Lehrmann, by contrast, was denied the presumption of innocence and the right to a fair trial. Today he is unemployed and unemployable, with a name and face that will forever be tainted.

In the ultimate #MeToo triumph, three women have been believed. But does the message they have broadcast to Australia and the world reflect reality? We may never know.

Whether or not Higgins told the truth, the precedent has been set. Sympathy, praise, awards and cash await any woman willing to weaponise the media against their accused.

As Janet Albrechtsen wrote for The Australian last year:

The Australian justice system is built on two foundations. First, equality before the law. And second, the presumption of innocence, which at its core includes the right to a fair trial.   

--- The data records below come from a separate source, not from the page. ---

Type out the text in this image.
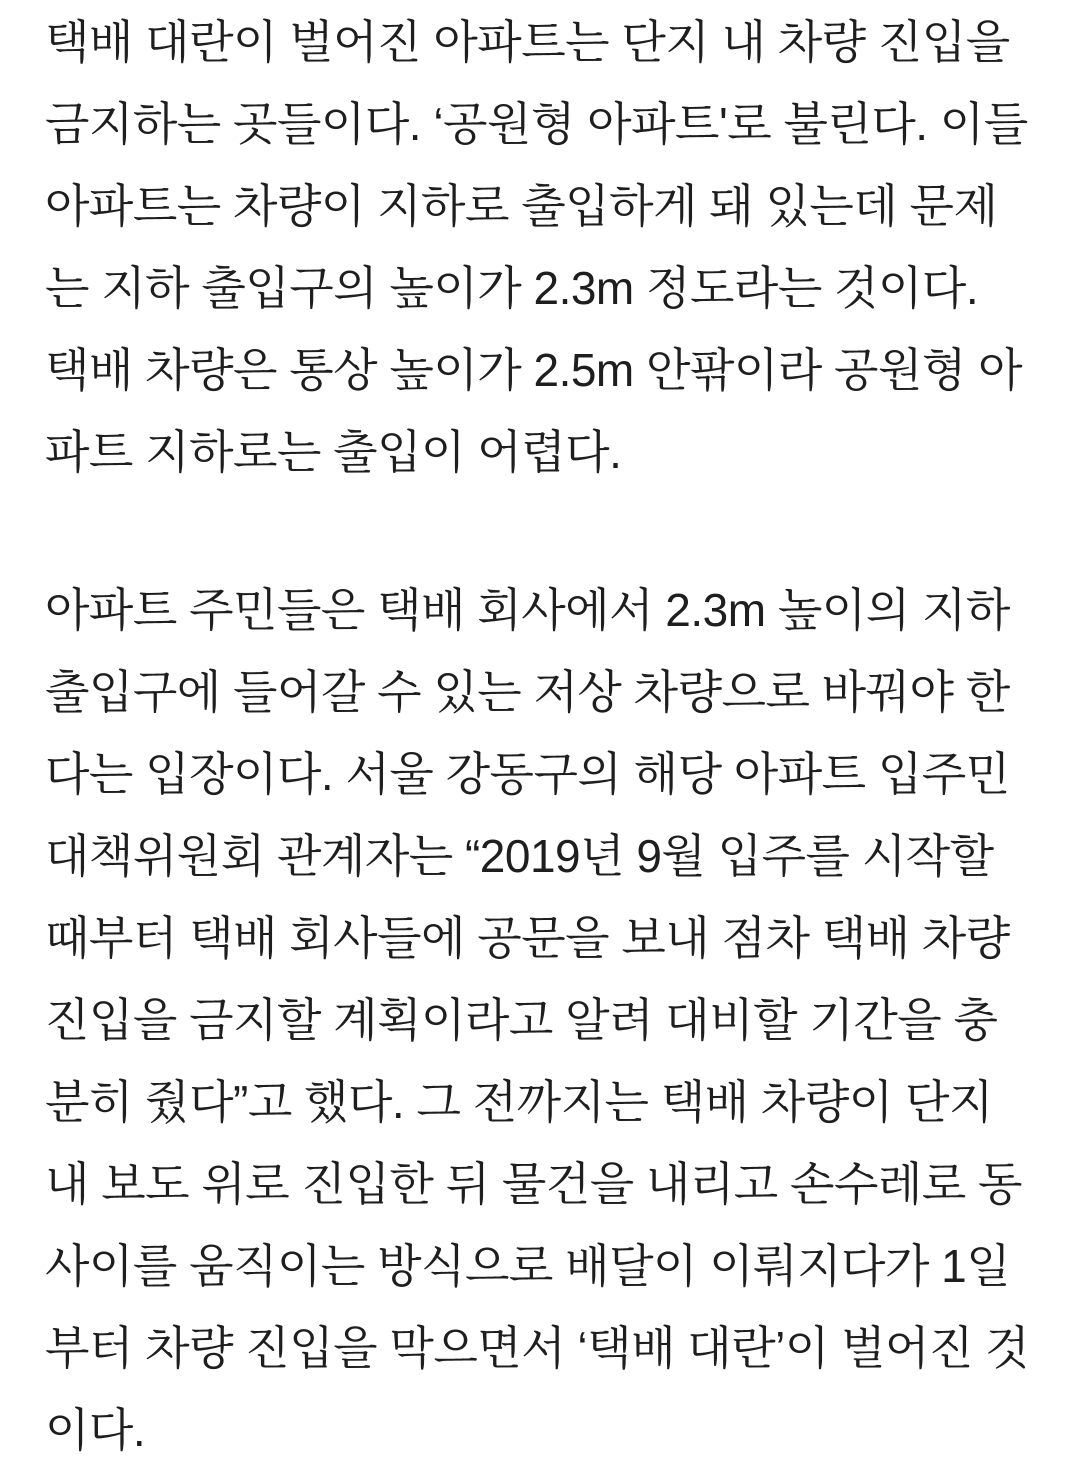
택배 대란이 벌어진 아파트는 단지 내 차량 진입을
금지하는 곳들이다. ‘공원형 아파트'로 불린다. 이들
아파트는 차량이 지하로 출입하게 돼 있는데 문제
는 지하 출입구의 높이가 2.3m 정도라는 것이다.
택배 차량은 통상 높이가 2.5m 안팎이라 공원형 아
파트 지하로는 출입이 어렵다.
아파트 주민들은 택배 회사에서 2.3m 높이의 지하
출입구에 들어갈 수 있는 저상 차량으로 바꿔야 한
다는 입장이다. 서울 강동구의 해당 아파트 입주민
대책위원회 관계자는 “2019년 9월 입주를 시작할
때부터 택배 회사들에 공문을 보내 점차 택배 차량
진입을 금지할 계획이라고 알려 대비할 기간을 충
분히 줬다”고 했다. 그 전까지는 택배 차량이 단지
내 보도 위로 진입한 뒤 물건을 내리고 손수레로 동
사이를 움직이는 방식으로 배달이 이뤄지다가 1일
부터 차량 진입을 막으면서 ‘택배 대란’이 벌어진 것
이다.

The persecution of Lehrmann by sections of the media upended this. A flank of high-profile journalists and celebrities transformed the presumption of innocence into the presumption of guilt.  

In this instance, as in others, many in the media used the cover of #MeToo to advance careers, preen in public and pursue political agendas. Feral activists on social media and some more seasoned journalists in the mainstream media decided that an allegation of rape was sufficient to do away with protections offered by the law such as the presumption of innocence, due process and the rule of law.

Albrechtsen added, “We face the real prospect of the rule of law giving way to open slather where certain laws apply differently to certain people. Once we go down that path, we are on a slippery slope to becoming a country ruled by the mob with the loudest, most influential voices.”

She is right. We now live in an era when the words of one person, simply by virtue of her sex, can undo the career, reputation and professional prospects of another.

Is it time to start talking about female privilege?

Brittany Higgins’ version of events has dominated the media for two years. Bruce Lehrmann’s likely never will. But now he will have his day in court.